What is feminist data science? How is feminist thinking being incorporated into data-driven work? And how are scholars in the humanities and social sciences, in particular, bringing together data science and feminist theory in their research? Drawing from our recent book, Data Feminism (MIT Press, 2020), we will present a set of principles for doing data science that are informed by the past several decades of intersectional feminist activism and critical thought. In order to illustrate these principles, as well as some of the ways that scholars and designers have begun to put them into action, we will discuss a range of recent research projects including several of our own: 1) A participatory design project about feminicide that uses machine learning to reduce the labor of feminist data activists 2) a thematic analysis of a large corpus of nineteenth-century newspapers that reveals the invisible labor of women newspaper editors; and 3) the development of a model of lexical semantic change that, when combined with network analysis, tells a new story about Black activism in the nineteenth-century United States.

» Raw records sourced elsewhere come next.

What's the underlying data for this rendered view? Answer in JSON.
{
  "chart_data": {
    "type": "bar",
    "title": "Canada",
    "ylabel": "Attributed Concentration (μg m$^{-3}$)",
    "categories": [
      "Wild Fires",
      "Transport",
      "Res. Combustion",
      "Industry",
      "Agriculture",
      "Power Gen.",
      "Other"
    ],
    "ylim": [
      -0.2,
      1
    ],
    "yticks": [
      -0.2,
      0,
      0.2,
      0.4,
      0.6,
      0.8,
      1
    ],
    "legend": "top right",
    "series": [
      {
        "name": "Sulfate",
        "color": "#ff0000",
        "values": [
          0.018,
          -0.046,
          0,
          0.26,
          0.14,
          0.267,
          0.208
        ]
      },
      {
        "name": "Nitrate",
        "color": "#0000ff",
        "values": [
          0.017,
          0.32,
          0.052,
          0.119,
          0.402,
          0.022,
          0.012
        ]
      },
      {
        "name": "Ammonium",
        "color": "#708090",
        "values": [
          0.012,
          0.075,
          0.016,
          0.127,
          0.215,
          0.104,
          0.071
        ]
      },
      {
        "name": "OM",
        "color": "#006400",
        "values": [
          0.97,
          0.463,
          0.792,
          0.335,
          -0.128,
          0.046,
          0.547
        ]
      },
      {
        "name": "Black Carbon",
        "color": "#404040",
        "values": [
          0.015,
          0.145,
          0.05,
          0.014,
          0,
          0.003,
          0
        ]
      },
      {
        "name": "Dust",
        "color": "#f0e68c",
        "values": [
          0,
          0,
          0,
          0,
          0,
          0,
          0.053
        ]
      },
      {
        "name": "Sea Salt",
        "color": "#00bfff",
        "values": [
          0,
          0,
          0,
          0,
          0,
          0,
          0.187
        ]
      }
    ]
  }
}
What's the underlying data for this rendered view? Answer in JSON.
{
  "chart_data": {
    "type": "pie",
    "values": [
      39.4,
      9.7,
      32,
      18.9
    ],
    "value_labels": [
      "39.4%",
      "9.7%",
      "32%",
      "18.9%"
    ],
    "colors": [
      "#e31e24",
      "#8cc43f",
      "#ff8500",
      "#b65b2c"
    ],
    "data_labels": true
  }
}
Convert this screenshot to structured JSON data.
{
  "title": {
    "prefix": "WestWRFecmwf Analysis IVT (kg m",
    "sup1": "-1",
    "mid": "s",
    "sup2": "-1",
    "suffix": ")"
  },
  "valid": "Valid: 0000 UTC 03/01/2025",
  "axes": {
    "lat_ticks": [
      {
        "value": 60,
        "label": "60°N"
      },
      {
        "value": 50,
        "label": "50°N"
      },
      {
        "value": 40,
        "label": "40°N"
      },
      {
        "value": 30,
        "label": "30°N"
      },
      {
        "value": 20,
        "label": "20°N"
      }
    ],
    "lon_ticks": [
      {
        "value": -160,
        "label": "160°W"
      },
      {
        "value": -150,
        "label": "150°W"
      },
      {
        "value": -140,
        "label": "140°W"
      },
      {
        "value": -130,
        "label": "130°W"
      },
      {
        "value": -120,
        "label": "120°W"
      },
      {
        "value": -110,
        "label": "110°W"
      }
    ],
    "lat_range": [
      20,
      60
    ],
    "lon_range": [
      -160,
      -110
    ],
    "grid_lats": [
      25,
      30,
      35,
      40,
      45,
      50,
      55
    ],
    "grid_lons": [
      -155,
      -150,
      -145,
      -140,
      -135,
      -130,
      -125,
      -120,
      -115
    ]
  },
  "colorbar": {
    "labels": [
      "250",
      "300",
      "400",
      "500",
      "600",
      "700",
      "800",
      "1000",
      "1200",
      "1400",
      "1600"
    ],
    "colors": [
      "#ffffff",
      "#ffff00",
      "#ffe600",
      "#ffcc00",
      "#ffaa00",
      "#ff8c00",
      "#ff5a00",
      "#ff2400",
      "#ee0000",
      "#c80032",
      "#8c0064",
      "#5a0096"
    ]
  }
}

Taken together, these examples demonstrate how feminist thinking can be operationalized into more ethical, more intentional, and more capacious data practices, in the digital humanities, computational social science, human-computer interaction and beyond.
Catherine D’Ignazio is Assistant Professor of Urban Science and Planning in the Department of Urban Studies and Planning at MIT.
Lauren F. Klein is Associate Professor of English and Quantitative Theory and Methods at Emory University.